Working in the Food Industry

This post was written by Renee Bryant, a participant in the Global Justice Summer Internships.

Working with Jose Oliva this summer at the Food Chain Worker’s Alliance (FCWA) allowed me the opportunity to reflect on my previous experience as a black woman in the food industry and study more about food justice overall. Jose is a Latino male and has worked in the food industry in the past. His experience is what drives him and gives him a passion to highlight the injustice, specifically in the form of pay that workers in the food industry receive. Women and racial minorities are consistently at the bottom of the totem pole when it comes to food industry justice because they are often in positions where they can be taken advantage of due to the hierarchies and systems our society sustains to keep those groups at the bottom. From working with Jose, I learned that these people often cannot afford an education and are stuck working dead-end food jobs where they get paid little and work long hours. Over time it becomes a cycle and these people get stuck in sometimes multiple food jobs struggling to make ends meet while the companies they work for make billions.

I could identify with the little pay and exhausting work due to my experience working at McDonald’s one summer. The summer after my freshman year of college I had not gotten any internship offers so I took a job at my local McDonald’s as an overnight crew-member. I do not come from a privileged background and I needed money for books and other expenses since Vassar is not exactly a cheap school. I worked four or five nights a week and made $7.25 an hour. My duties included cleaning the restaurant, taking orders, cashier, and stock for the next day. By the time 6 a.m. rolled around my feet would be sore, I was annoyed from being sexually harassed by customers and coworkers all night, and sad I was missing the summer fun all my friends were having. When I would turn in my drawer, I would notice how much money the restaurant was making and compared that to how little I was receiving in my paycheck.
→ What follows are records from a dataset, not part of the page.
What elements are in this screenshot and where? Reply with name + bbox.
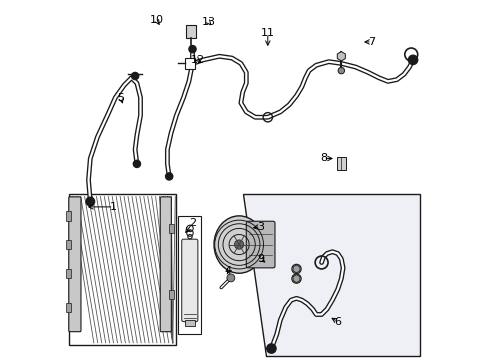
Text: 10: 10 — [149, 15, 163, 26]
Bar — [186, 25, 196, 38]
Text: 12: 12 — [190, 55, 204, 65]
Bar — [169, 290, 174, 300]
Bar — [66, 269, 71, 278]
Circle shape — [165, 173, 172, 180]
Ellipse shape — [214, 216, 264, 273]
FancyBboxPatch shape — [160, 197, 171, 332]
Circle shape — [337, 67, 344, 74]
Circle shape — [86, 197, 94, 206]
Polygon shape — [292, 275, 299, 283]
FancyBboxPatch shape — [69, 197, 81, 332]
Bar — [169, 224, 174, 233]
Polygon shape — [292, 265, 299, 273]
Text: 4: 4 — [224, 266, 231, 276]
Text: 11: 11 — [260, 28, 274, 38]
Bar — [66, 303, 71, 312]
Circle shape — [291, 274, 301, 283]
Circle shape — [226, 274, 234, 282]
Circle shape — [188, 45, 196, 53]
Bar — [336, 157, 345, 170]
Bar — [184, 58, 195, 69]
Text: 9: 9 — [257, 254, 264, 264]
Bar — [184, 320, 194, 326]
Text: 8: 8 — [319, 153, 326, 163]
Circle shape — [266, 344, 276, 353]
Text: 13: 13 — [201, 17, 215, 27]
Text: 6: 6 — [334, 317, 341, 327]
Text: 3: 3 — [257, 222, 264, 231]
Text: 1: 1 — [110, 202, 117, 212]
Bar — [66, 240, 71, 249]
Text: 7: 7 — [367, 37, 375, 47]
Bar — [178, 216, 201, 334]
Bar — [69, 194, 176, 345]
Polygon shape — [337, 51, 345, 61]
FancyBboxPatch shape — [246, 221, 274, 268]
Polygon shape — [242, 194, 419, 356]
FancyBboxPatch shape — [182, 239, 198, 321]
Text: 5: 5 — [117, 93, 124, 103]
Circle shape — [131, 72, 139, 80]
Bar — [66, 211, 71, 221]
Text: 2: 2 — [188, 218, 196, 228]
Circle shape — [133, 160, 140, 167]
Circle shape — [291, 264, 301, 274]
Circle shape — [407, 55, 417, 64]
Circle shape — [234, 240, 244, 249]
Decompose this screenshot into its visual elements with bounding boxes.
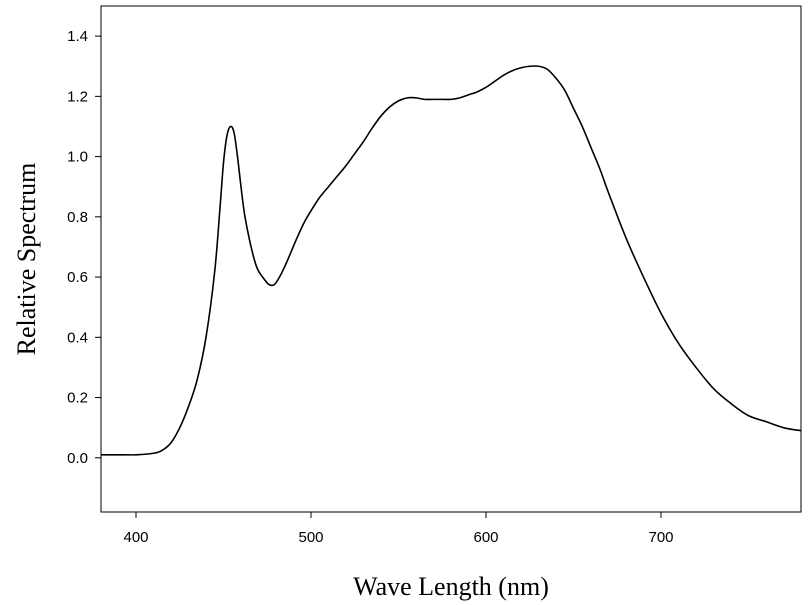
y-tick-label: 1.4 <box>67 28 88 45</box>
x-tick-label: 400 <box>123 529 148 546</box>
y-tick-label: 1.0 <box>67 149 88 166</box>
y-tick-label: 0.4 <box>67 329 88 346</box>
y-axis-ticks: 0.0 0.2 0.4 0.6 0.8 1.0 1.2 1.4 <box>67 28 101 467</box>
y-axis-title: Relative Spectrum <box>12 163 41 356</box>
y-tick-label: 0.8 <box>67 209 88 226</box>
x-axis-ticks: 400 500 600 700 <box>123 512 674 546</box>
x-tick-label: 700 <box>648 529 673 546</box>
series-layer <box>101 65 802 456</box>
x-tick-label: 500 <box>298 529 323 546</box>
y-tick-label: 1.2 <box>67 88 88 105</box>
y-tick-label: 0.2 <box>67 390 88 407</box>
spectrum-line <box>101 65 802 456</box>
plot-frame <box>100 5 802 513</box>
y-tick-label: 0.6 <box>67 269 88 286</box>
x-tick-label: 600 <box>473 529 498 546</box>
x-axis-title: Wave Length (nm) <box>353 572 549 601</box>
y-tick-label: 0.0 <box>67 450 88 467</box>
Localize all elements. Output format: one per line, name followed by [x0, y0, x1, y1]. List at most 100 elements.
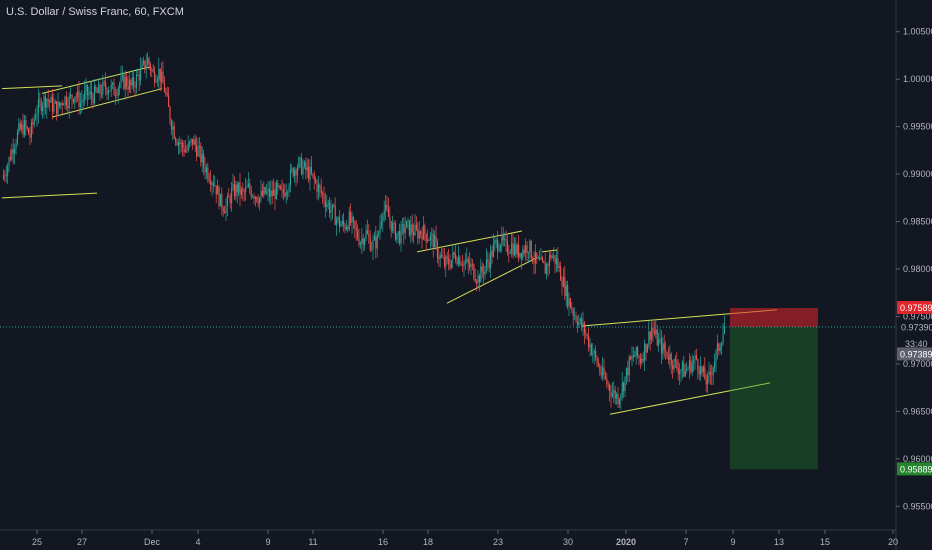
candle-body — [623, 382, 625, 392]
candle-body — [711, 374, 713, 376]
candle-body — [590, 344, 592, 355]
candle-body — [168, 95, 170, 107]
candle-body — [628, 356, 630, 376]
candle-body — [617, 394, 619, 405]
candle-body — [520, 252, 522, 259]
candle-body — [427, 240, 429, 242]
candle-body — [656, 329, 658, 346]
candle-body — [410, 224, 412, 236]
candle-body — [372, 240, 374, 250]
candle-body — [588, 335, 590, 348]
candle-body — [498, 249, 500, 252]
candle-body — [379, 225, 381, 233]
candle-body — [560, 266, 562, 281]
candle-body — [614, 390, 616, 399]
candle-body — [273, 189, 275, 196]
candle-body — [491, 250, 493, 257]
candle-body — [358, 238, 360, 245]
candle-body — [462, 264, 464, 267]
candle-body — [239, 182, 241, 195]
candle-body — [177, 142, 179, 146]
candle-body — [260, 190, 262, 198]
candle-body — [558, 266, 560, 269]
candle-body — [327, 202, 329, 205]
candle-body — [463, 261, 465, 267]
candle-body — [484, 266, 486, 275]
candle-body — [683, 362, 685, 377]
candle-body — [291, 168, 293, 170]
candle-body — [557, 258, 559, 269]
candle-body — [585, 333, 587, 335]
candle-body — [478, 275, 480, 283]
candle-body — [330, 210, 332, 213]
candle-body — [716, 343, 718, 351]
candle-body — [554, 255, 556, 264]
candle-body — [607, 383, 609, 385]
target-price-label-bg — [897, 462, 932, 476]
candle-body — [19, 123, 21, 130]
candle-body — [443, 257, 445, 267]
candle-body — [564, 277, 566, 297]
candle-body — [455, 254, 457, 261]
risk-reward-zones[interactable] — [0, 308, 896, 470]
candle-body — [506, 240, 508, 253]
candle-body — [715, 350, 717, 362]
candle-body — [575, 315, 577, 322]
candle-body — [385, 204, 387, 211]
candle-body — [425, 233, 427, 242]
candle-body — [135, 75, 137, 88]
candle-body — [329, 202, 331, 213]
candle-body — [551, 256, 553, 259]
candle-body — [249, 183, 251, 191]
candle-body — [553, 255, 555, 257]
candle-body — [40, 101, 42, 112]
candle-body — [60, 103, 62, 106]
candle-body — [112, 82, 114, 85]
candle-body — [483, 271, 485, 275]
candle-body — [369, 236, 371, 251]
candle-body — [264, 187, 266, 194]
candle-body — [138, 74, 140, 81]
candle-body — [30, 122, 32, 138]
candle-body — [469, 262, 471, 268]
candle-body — [546, 264, 548, 274]
candle-body — [26, 127, 28, 129]
candle-body — [492, 244, 494, 257]
candle-body — [114, 95, 116, 97]
candle-body — [117, 88, 119, 96]
candle-body — [107, 91, 109, 95]
candle-body — [698, 369, 700, 375]
candle-body — [144, 60, 146, 70]
candle-body — [156, 79, 158, 82]
candle-body — [205, 167, 207, 173]
candle-body — [644, 343, 646, 361]
candle-body — [415, 224, 417, 229]
candle-body — [287, 192, 289, 193]
candle-body — [275, 182, 277, 200]
candle-body — [368, 233, 370, 237]
candle-body — [658, 339, 660, 346]
candle-body — [305, 162, 307, 171]
candle-body — [571, 307, 573, 311]
candle-body — [586, 334, 588, 336]
candle-body — [618, 399, 620, 405]
stop-loss-zone — [730, 308, 818, 327]
candle-body — [653, 331, 655, 334]
candle-body — [228, 196, 230, 198]
trendline — [446, 257, 538, 304]
candle-body — [124, 77, 126, 89]
candle-body — [589, 344, 591, 348]
candle-body — [399, 231, 401, 244]
candle-body — [392, 222, 394, 232]
candle-body — [487, 259, 489, 263]
candle-body — [141, 63, 143, 68]
candle-body — [364, 239, 366, 246]
candle-body — [632, 355, 634, 357]
x-tick-label: 7 — [683, 537, 688, 547]
candle-body — [672, 365, 674, 370]
candle-body — [140, 67, 142, 81]
time-axis[interactable]: 25 27 Dec 4 9 11 16 18 23 30 2020 7 9 13 15 20 — [0, 529, 898, 547]
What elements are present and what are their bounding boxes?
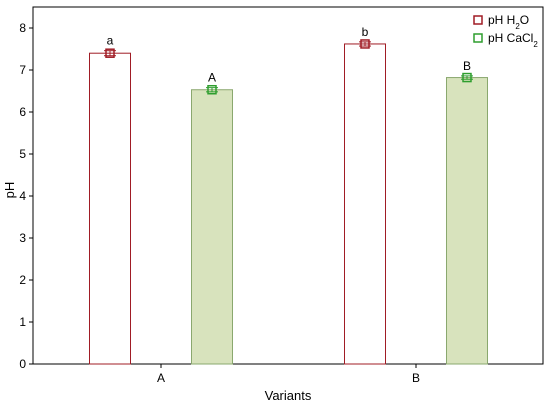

Fortunately for me, the job was only temporary and I was able to return to school and move on. Some of my coworkers did not have the privilege of a short experience and for them McDonald’s was their sole income. I could not imagine trying to raise a family or live on my own on the wages a McDonald’s salary provides because the money I made during the summer barely covered the cost for my books and incidentals for the first semester. In some ways feel like there is some disconnect from me and the other employees despite the fact that I am a woman of color and a lot of my coworkers fit into that demographic. I at least had the luxury of moving on to work on my education while others could not even afford community college. Pairing my experience at McDonald’s and my experience at FCWA has shown me that everyone deserves to get paid a fare wage whether they are only a college kid making summer money or a single mom with a teenage son. The lesson I learned this summer at FCWA was that every job and every worker is worth more than companies are willing to admit.